With the late-December release of the Coen Brothers-helmed remake of Henry Hathaway's 1969 western True Grit, it's a terrific time to sit down and see what's in the 1969 flick that made Joel and Ethan Coen want to write and direct their own unique realist-absurdist redo-and what they'll want to change.
In both the 1969 and 2010 movies (and, of course, the source material: Charles Portis' much-heralded novel of the same name), 14-year-old frontier girl Mattie Ross has taken it upon herself to avenge her father's murder by his hired hand, Tom Cheney—with help from boozehound / US Marshal Rooster Cogburn. That's the plot. Now, let's talk about what's really important to the 1969 version of the film: John Wayne. From start to finish, the idea that a 14-year-old girl is, you know, setting out to avenge her father's death, is treated as small potatoes compared to the fact that John Wayne is the headliner of the movie. (And for it, he'd be rewarded with an Oscar plus his own sequel, 1975's Rooster Cogburn.)
The casting of America's favorite cowboy shifted the star of the movie. Portis' original novel focused on Mattie's excursion into a world of vengeance. But in the 1969 flick, Mattie must be content to cede the spotlight to Wayne's Cogburn, another in his series of tough old cranks. (See also: Ethan Edwards in The Searchers and Col. Mike Kirby in The Green Berets.) Rooster Cogburn's a drunk, money-hungry, eyepatch-wearing Civil War vet willing to kill—he's already shot 23 men, give or take a few.
Of course, the dynamic might have changed with a different Mattie: Sally Field, Mia Farrow and even future pop star Karen Carpenter read for the role. Wayne hated Hathaway's pick, Kim Darby, a child TV actress breaking into film. "Talk about having no chemistry with your leading lady!" he grouched. "She was the lousiest actress I ever worked with."
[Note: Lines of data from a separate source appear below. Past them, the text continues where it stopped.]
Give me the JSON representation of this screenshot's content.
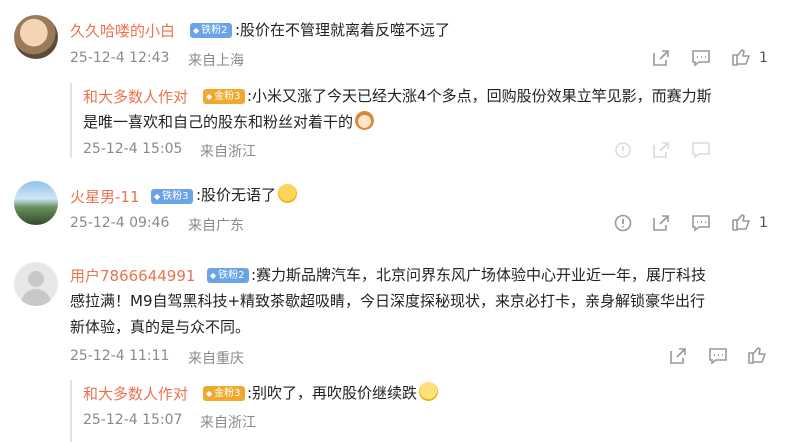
{
  "comments": [
    {
      "username": "久久哈喽的小白",
      "badge": "铁粉2",
      "text": ":股价在不管理就离着反噬不远了",
      "time": "25-12-4 12:43",
      "location": "来自上海",
      "like_count": "1",
      "replies": [
        {
          "username": "和大多数人作对",
          "badge": "金粉3",
          "text_line1": ":小米又涨了今天已经大涨4个多点，回购股份效果立竿见影，而赛力斯",
          "text_line2": "是唯一喜欢和自己的股东和粉丝对着干的",
          "time": "25-12-4 15:05",
          "location": "来自浙江"
        }
      ]
    },
    {
      "username": "火星男-11",
      "badge": "铁粉3",
      "text": ":股价无语了",
      "time": "25-12-4 09:46",
      "location": "来自广东",
      "like_count": "1"
    },
    {
      "username": "用户7866644991",
      "badge": "铁粉2",
      "text_line1": ":赛力斯品牌汽车，北京问界东风广场体验中心开业近一年，展厅科技",
      "text_line2": "感拉满！M9自驾黑科技+精致茶歇超吸睛，今日深度探秘现状，来京必打卡，亲身解锁豪华出行",
      "text_line3": "新体验，真的是与众不同。",
      "time": "25-12-4 11:11",
      "location": "来自重庆",
      "replies": [
        {
          "username": "和大多数人作对",
          "badge": "金粉3",
          "text": ":别吹了，再吹股价继续跌",
          "time": "25-12-4 15:07",
          "location": "来自浙江"
        }
      ]
    }
  ],
  "icons": {
    "share": "share-icon",
    "comment": "comment-icon",
    "like": "like-icon",
    "report": "report-icon"
  },
  "colors": {
    "username": "#eb7350",
    "meta": "#8a8a8a",
    "iron_badge": "#6aa4e6",
    "gold_badge": "#f0a92e"
  }
}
Henry Hathaway's direction hints that he was at least a little curious about the question of Mattie's quest and the true nature of vengeance. In the margins of his movie, he shows us a town as excited for a triple hanging as for a state fair: the hotels are full and the people are picnicking by the gallows. Even Cogburn's insistence that all of his killings were in self-defense sounds like he's convincing himself. But these navel-gazing moments are left unexplored and later blasted from memory by Elmer Bernstein's cheery soundtrack that screams, "It's John Wayne! And there's a purty mountain!"
An expensive star like John Wayne has the power to strip a movie of tension. We know he's not in real danger until the last reel—the producer and the audience want their money's worth. The timbre of the movie is that it's one last hurrah, not just for Wayne and his invincibility, but also for the idea of movies as places where the good guys always win. No coincidence then that it arrived in 1969, right before the muddy '70s slog out of Vietnam made us reflect on the nature of heroism and the American spirit—questions the Coens have chewed on in every one of their films from Fargo to The Hudsucker Proxy to O Brother, Where Art Thou?
Lately, the Coens have also been pressing the question: "What profiteth a man?" What does it profit a man to do what is "right?" (A Serious Man) What does it profit a man to, well, profit? (No Country for Old Men) That's their draw to this story of a young girl who considers herself honor-bound to avenge her father's death—what will it profit her to demand payback?—and to make it right, they're skipping the 1969 movie and jumping straight to the original novel. And the Coens have sworn that their movie, like the book, will be seen through the eyes of Mattie: Mattie, the young girl forced to fight after her father's death. Mattie, who must dig up in herself the "grit" to get retribution.